ROTTERDAM – Last year, the municipal offices of Rotterdam began to move into their new home, currently one of the largest buildings in the Netherlands. OMA’s protean assemblage of high-rises has assumed a decidedly unified and self-referencing interior theme for this government facility, occupying 33 floors in the middle of the structure. Though OMA already envisioned the city hall as itself a ‘vertical city’, the design team – a collaboration between studios GROUP A, Makkink & Bey and Roukens + Van Gils – have seemingly held back nothing in applying this concept to an entire symbolic metropolis.

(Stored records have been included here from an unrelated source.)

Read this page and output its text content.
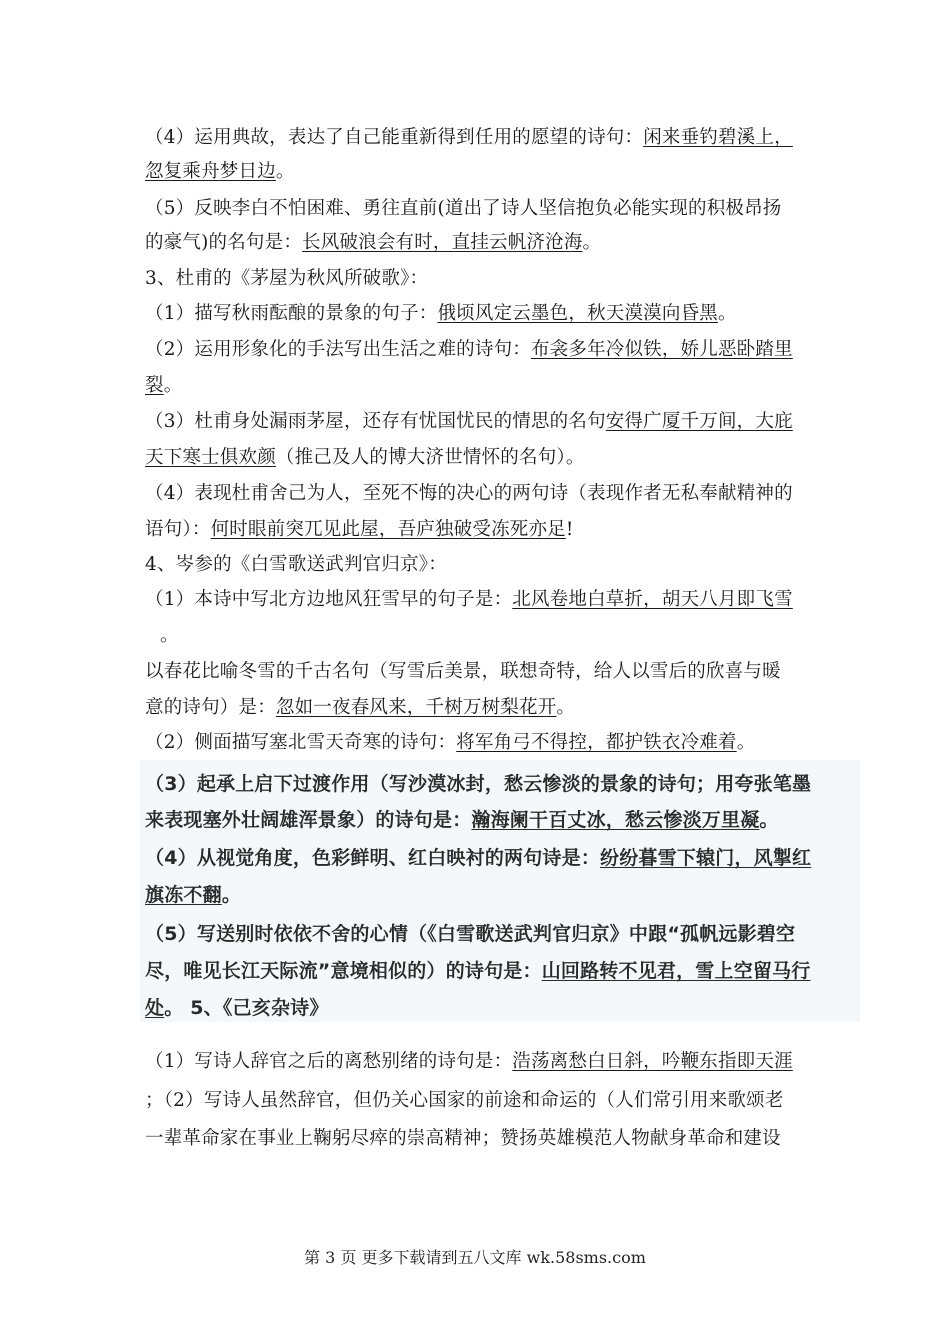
（4）运用典故，表达了自己能重新得到任用的愿望的诗句：闲来垂钓碧溪上，
忽复乘舟梦日边。
（5）反映李白不怕困难、勇往直前(道出了诗人坚信抱负必能实现的积极昂扬
的豪气)的名句是：长风破浪会有时，直挂云帆济沧海。
3、杜甫的《茅屋为秋风所破歌》：
（1）描写秋雨酝酿的景象的句子：俄顷风定云墨色，秋天漠漠向昏黑。
（2）运用形象化的手法写出生活之难的诗句：布衾多年冷似铁，娇儿恶卧踏里
裂。
（3）杜甫身处漏雨茅屋，还存有忧国忧民的情思的名句安得广厦千万间，大庇
天下寒士俱欢颜（推己及人的博大济世情怀的名句）。
（4）表现杜甫舍己为人，至死不悔的决心的两句诗（表现作者无私奉献精神的
语句）：何时眼前突兀见此屋，吾庐独破受冻死亦足!
4、岑参的《白雪歌送武判官归京》：
（1）本诗中写北方边地风狂雪早的句子是：北风卷地白草折，胡天八月即飞雪
。
以春花比喻冬雪的千古名句（写雪后美景，联想奇特，给人以雪后的欣喜与暖
意的诗句）是：忽如一夜春风来，千树万树梨花开。
（2）侧面描写塞北雪天奇寒的诗句：将军角弓不得控，都护铁衣冷难着。
（3）起承上启下过渡作用（写沙漠冰封，愁云惨淡的景象的诗句；用夸张笔墨
来表现塞外壮阔雄浑景象）的诗句是：瀚海阑干百丈冰，愁云惨淡万里凝。
（4）从视觉角度，色彩鲜明、红白映衬的两句诗是：纷纷暮雪下辕门，风掣红
旗冻不翻。
（5）写送别时依依不舍的心情（《白雪歌送武判官归京》中跟“孤帆远影碧空
尽，唯见长江天际流”意境相似的）的诗句是：山回路转不见君，雪上空留马行
处。 5、《己亥杂诗》
（1）写诗人辞官之后的离愁别绪的诗句是：浩荡离愁白日斜，吟鞭东指即天涯
；（2）写诗人虽然辞官，但仍关心国家的前途和命运的（人们常引用来歌颂老
一辈革命家在事业上鞠躬尽瘁的崇高精神；赞扬英雄模范人物献身革命和建设
第 3 页 更多下载请到五八文库 wk.58sms.com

Consulting the team’s ‘Metro Map’ at any floor – ‘neighbourhood’, they insist – you will probably notice first their double-height ‘city centre’ at the 22nd floor. This area, marking the offset break between each tower’s lower and upper half, yet intends to connect with the actual city below by serving as the main reception. Beyond café and dining space, both open and curtained – with wide, placid views over the Nieuwe Maas – a library offers literature exclusively about Rotterdam.

From the centre, every other floor in either direction serves as a ‘park’ or ‘square’, each given a unique name by native poet Rien Vroegindeweij. Each of these levels is also cast in a different colour scheme from the neutral palette of standard floors, exuding what the team describe as the dynamic but ‘rugged and no-nonsense Rotterdam mentality’. Chairs, largely recycled, have been reupholstered with niftily stylised maps of the city, to furnish meeting rooms that don the cosy identity of ‘living rooms’ – at least in name, like everything else.

But how is the ‘nightlife’ of this city? Is the pension office the ‘cemetery’? These, and many other questions for our proverbial ‘town planning’, would be irrelevant to their stated objective of creating an environment that emphasises the idea of ‘always being busy going somewhere’. It’s not Synecdoche Rotterdam, after all, but one can perhaps applaud the effort to help its denizens pretend their actions have significance.